Кеме что-то кричит, но Соголон не слышит. «Вторая жена». Фраза пронзает голову навылет, покидает ее, возвращается и снова вылетает. Разум не знает, что на это ответить. Только и может, что впускать и выпускать это слово.

– Бедняга и с первой-то едва управляется, – усмехается Ому.

– Ому, не корчи из себя злючку.

– Я не корчу. Если бы я затевала выходку, я бы тебя предупредила.

Соголон растерянно смотрит на сидящих справа. Стариканы улыбаются, но ничего не говорят, остерегаясь соседских ушей. Бимбола в это время отлучается к стойке долить кому-то еще пива. Гляньте на него. Конечно же, у него есть жена, может, даже две. Ну а тебе-то какое дело? Между ним и тобой нет ничего, кроме легкого ветерка. Соголон хочется быть большой женщиной, которая уже понимает большие женские вещи. А это… Это заставляет ее ощущать себя просто девчонкой. Нет, не девчонкой – дурочкой. И даже не ощущать: какие могут быть ощущения у бесчувственного полена?

– В каком из девяти миров ты сейчас обретаешься? – говорит ей на ухо Ому. Соголон не отвечает. Воздух нестерпимо разрежен, нечем дышать, и вообще ей хочется уйти, скрыться, лучше бегом.

За стеною грохот, рев, крики, рычание, снова грохот, уже как при драке, топот бегущих ног. Бегущего кто-то или что-то преследует, затем резкий удар не то об дверь, не то об пол. Никто не знает, что стряслось, пока не появляется лев, с маленькой белой девочкой в пасти. Вся таверна вскакивает и с криком разбегается, кроме тех, кто рядом с Кеме. Челюсти Берему сомкнуты на шее девчушки с кожей белой, как глина.

– Берему, брось девочку! – кричит ему Кеме.

Лев ее по-прежнему треплет, а та уж и не шевелится.

– Берему! – снова кричит Кеме и хватается за копье. Берему бросает девчушку и издает громовой рык. Разбежались уже все, кроме тех, кто с Кеме.

– Ты убил ее? – спрашивает зверя Ому.

Берему строптиво рыкает и встряхивается.

– Но вид у нее как у мертвой.

Лев смотрит и рычит. Кеме по-прежнему сжимает свое копье. К девчушке подходит Бимбола. На полу лежит детское тельце, белое с головы до ног, включая волосы. Невидящие глаза открыты, отверст и безмолвный рот. От прикосновения ко лбу вся девчушка рассыпается в порошок, словно она и в самом деле была целиком из глины.

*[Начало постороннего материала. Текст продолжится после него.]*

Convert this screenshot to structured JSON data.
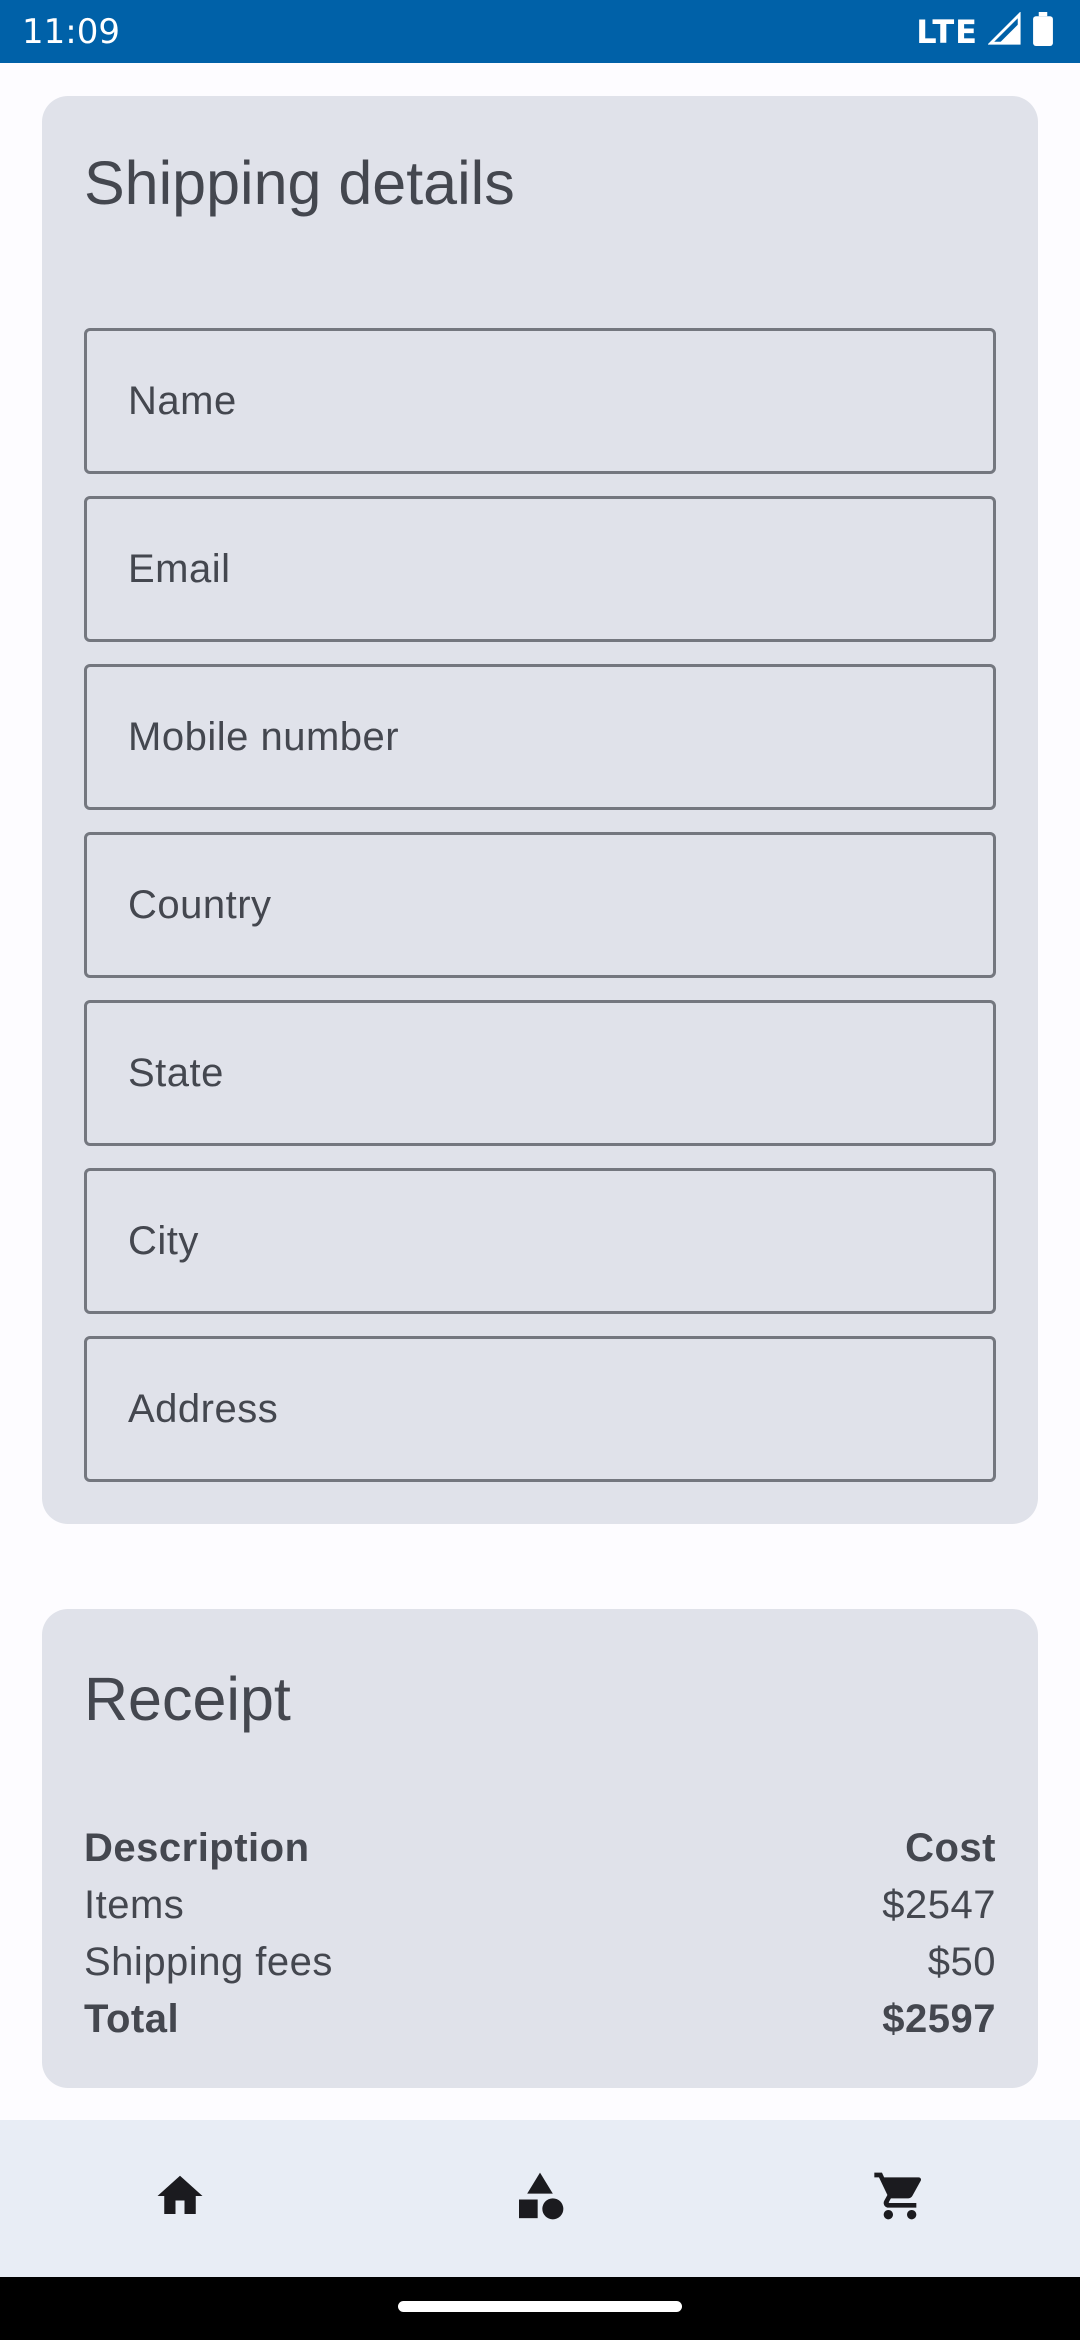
{
  "status_bar": {
    "time": "11:09",
    "network": "LTE",
    "background_color": "#0061a8"
  },
  "shipping": {
    "title": "Shipping details",
    "fields": [
      {
        "label": "Name"
      },
      {
        "label": "Email"
      },
      {
        "label": "Mobile number"
      },
      {
        "label": "Country"
      },
      {
        "label": "State"
      },
      {
        "label": "City"
      },
      {
        "label": "Address"
      }
    ]
  },
  "receipt": {
    "title": "Receipt",
    "header": {
      "description": "Description",
      "cost": "Cost"
    },
    "rows": [
      {
        "description": "Items",
        "cost": "$2547"
      },
      {
        "description": "Shipping fees",
        "cost": "$50"
      }
    ],
    "total": {
      "description": "Total",
      "cost": "$2597"
    }
  },
  "bottom_nav": {
    "items": [
      {
        "icon": "home-icon"
      },
      {
        "icon": "category-icon"
      },
      {
        "icon": "cart-icon"
      }
    ]
  }
}
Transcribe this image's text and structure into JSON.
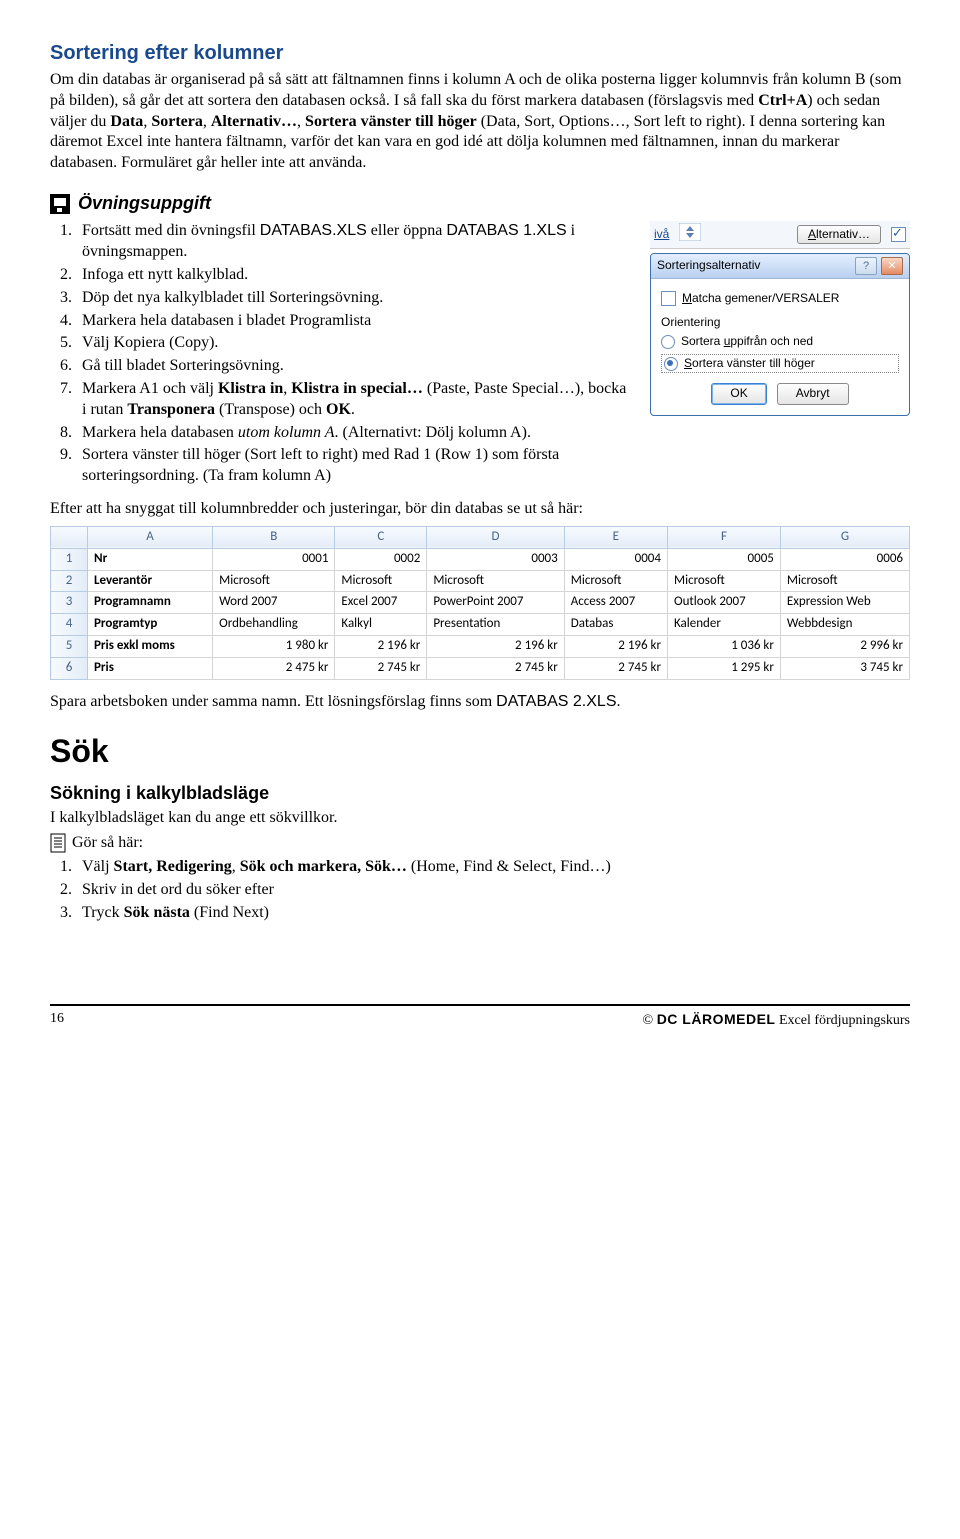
{
  "h_sort": "Sortering efter kolumner",
  "p_sort": "Om din databas är organiserad på så sätt att fältnamnen finns i kolumn A och de olika posterna ligger kolumnvis från kolumn B (som på bilden), så går det att sortera den databasen också. I så fall ska du först markera databasen (förslagsvis med ",
  "p_sort_b1": "Ctrl+A",
  "p_sort_2": ") och sedan väljer du ",
  "p_sort_b2": "Data",
  "p_sort_3": ", ",
  "p_sort_b3": "Sortera",
  "p_sort_4": ", ",
  "p_sort_b4": "Alternativ…",
  "p_sort_5": ", ",
  "p_sort_b5": "Sortera vänster till höger",
  "p_sort_6": " (Data, Sort, Options…, Sort left to right). I denna sortering kan däremot Excel inte hantera fältnamn, varför det kan vara en god idé att dölja kolumnen med fältnamnen, innan du markerar databasen. Formuläret går heller inte att använda.",
  "ovning": "Övningsuppgift",
  "li1a": "Fortsätt med din övningsfil ",
  "li1b": "DATABAS.XLS",
  "li1c": " eller öppna ",
  "li1d": "DATABAS 1.XLS",
  "li1e": " i övningsmappen.",
  "li2": "Infoga ett nytt kalkylblad.",
  "li3": "Döp det nya kalkylbladet till Sorteringsövning.",
  "li4": "Markera hela databasen i bladet Programlista",
  "li5": "Välj Kopiera (Copy).",
  "li6": "Gå till bladet Sorteringsövning.",
  "li7a": "Markera A1 och välj ",
  "li7b": "Klistra in",
  "li7c": ", ",
  "li7d": "Klistra in special…",
  "li7e": " (Paste, Paste Special…), bocka i rutan ",
  "li7f": "Transponera",
  "li7g": " (Transpose) och ",
  "li7h": "OK",
  "li7i": ".",
  "li8a": "Markera hela databasen ",
  "li8b": "utom kolumn A",
  "li8c": ". (Alternativt: Dölj kolumn A).",
  "li9": "Sortera vänster till höger (Sort left to right) med Rad 1 (Row 1) som första sorteringsordning. (Ta fram kolumn A)",
  "dlg_top_iva": "ivå",
  "dlg_top_alt": "Alternativ…",
  "dlg_title": "Sorteringsalternativ",
  "dlg_match": "Matcha gemener/VERSALER",
  "dlg_orient": "Orientering",
  "dlg_r1": "Sortera uppifrån och ned",
  "dlg_r2": "Sortera vänster till höger",
  "dlg_r1_u1": "u",
  "dlg_r2_u1": "S",
  "dlg_match_u": "M",
  "dlg_alt_u": "A",
  "dlg_ok": "OK",
  "dlg_cancel": "Avbryt",
  "p_after": "Efter att ha snyggat till kolumnbredder och justeringar, bör din databas se ut så här:",
  "sheet": {
    "cols": [
      "",
      "A",
      "B",
      "C",
      "D",
      "E",
      "F",
      "G"
    ],
    "rows": [
      [
        "1",
        "Nr",
        "0001",
        "0002",
        "0003",
        "0004",
        "0005",
        "0006"
      ],
      [
        "2",
        "Leverantör",
        "Microsoft",
        "Microsoft",
        "Microsoft",
        "Microsoft",
        "Microsoft",
        "Microsoft"
      ],
      [
        "3",
        "Programnamn",
        "Word 2007",
        "Excel 2007",
        "PowerPoint 2007",
        "Access 2007",
        "Outlook 2007",
        "Expression Web"
      ],
      [
        "4",
        "Programtyp",
        "Ordbehandling",
        "Kalkyl",
        "Presentation",
        "Databas",
        "Kalender",
        "Webbdesign"
      ],
      [
        "5",
        "Pris exkl moms",
        "1 980 kr",
        "2 196 kr",
        "2 196 kr",
        "2 196 kr",
        "1 036 kr",
        "2 996 kr"
      ],
      [
        "6",
        "Pris",
        "2 475 kr",
        "2 745 kr",
        "2 745 kr",
        "2 745 kr",
        "1 295 kr",
        "3 745 kr"
      ]
    ]
  },
  "p_save_a": "Spara arbetsboken under samma namn. Ett lösningsförslag finns som ",
  "p_save_b": "DATABAS 2.XLS",
  "p_save_c": ".",
  "h_sok": "Sök",
  "h_sok_sub": "Sökning i kalkylbladsläge",
  "p_sok": "I kalkylbladsläget kan du ange ett sökvillkor.",
  "gor": "Gör så här:",
  "s1a": "Välj ",
  "s1b": "Start, Redigering",
  "s1c": ", ",
  "s1d": "Sök och markera,  Sök…",
  "s1e": " (Home, Find & Select, Find…)",
  "s2": "Skriv in det ord du söker efter",
  "s3": "Tryck ",
  "s3b": "Sök nästa",
  "s3c": " (Find Next)",
  "footer_page": "16",
  "footer_c": "©",
  "footer_dc": "DC  LÄROMEDEL",
  "footer_txt": "  Excel fördjupningskurs",
  "chart_data": {
    "type": "table",
    "title": "Transposed product database",
    "columns": [
      "Nr",
      "Leverantör",
      "Programnamn",
      "Programtyp",
      "Pris exkl moms",
      "Pris"
    ],
    "series": [
      {
        "name": "0001",
        "values": [
          "0001",
          "Microsoft",
          "Word 2007",
          "Ordbehandling",
          1980,
          2475
        ]
      },
      {
        "name": "0002",
        "values": [
          "0002",
          "Microsoft",
          "Excel 2007",
          "Kalkyl",
          2196,
          2745
        ]
      },
      {
        "name": "0003",
        "values": [
          "0003",
          "Microsoft",
          "PowerPoint 2007",
          "Presentation",
          2196,
          2745
        ]
      },
      {
        "name": "0004",
        "values": [
          "0004",
          "Microsoft",
          "Access 2007",
          "Databas",
          2196,
          2745
        ]
      },
      {
        "name": "0005",
        "values": [
          "0005",
          "Microsoft",
          "Outlook 2007",
          "Kalender",
          1036,
          1295
        ]
      },
      {
        "name": "0006",
        "values": [
          "0006",
          "Microsoft",
          "Expression Web",
          "Webbdesign",
          2996,
          3745
        ]
      }
    ],
    "currency": "kr"
  }
}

– О боги! – невольно восклицает Бимбола.

Кеме опускает копье.

– Сангомин? – спрашивает он Берему.

Лев в ответ фыркает и шипит. Кеме пристально смотрит на Соголон. Его взгляд ей не нравится.

– Гляньте, один глинистый прах, – растерянно произносит Ому.

– Он или она уже превратились в кого-то другого. Ушли, – говорит Алайя.

Соголон подойти побаивается, но все подходят и смотрят. Кроме Алайи.

– Сангомины здесь раньше если и бывали, то я их не замечал, – говорит он.

– Алайя, кого ты сейчас злишь? – говорит Кеме. – Скоро за ним явится еще кто-нибудь.

Сыпучий прах выскальзывает из ладоней Ому. Теперь все взгляды устремлены на Алайю.

– Берему его убил, – молвит тот.

Лев собирается зарычать, но Ому говорит:

– Убил кого – эту пыль, что ли?

– Кстати, ты, дворцовый страж, – обращается к Кеме Бимбола. – Тебе здесь оставаться нельзя.

– Но я ничего не сделал.

– Пусть всё вначале поостынет. Уходи.

– Вот Алайе точно лучше уйти.

– Ты думаешь, меня нужно об этом упрашивать?

– Всё, расходимся, – бросает Кеме, не оглядываясь. Но на выходе приостанавливается: – Соголон!

Ее тоже упрашивать не надо. Она бежит следом.

Выйдя наружу, Кеме шагает быстро и размашисто; Соголон с трудом удается его нагнать.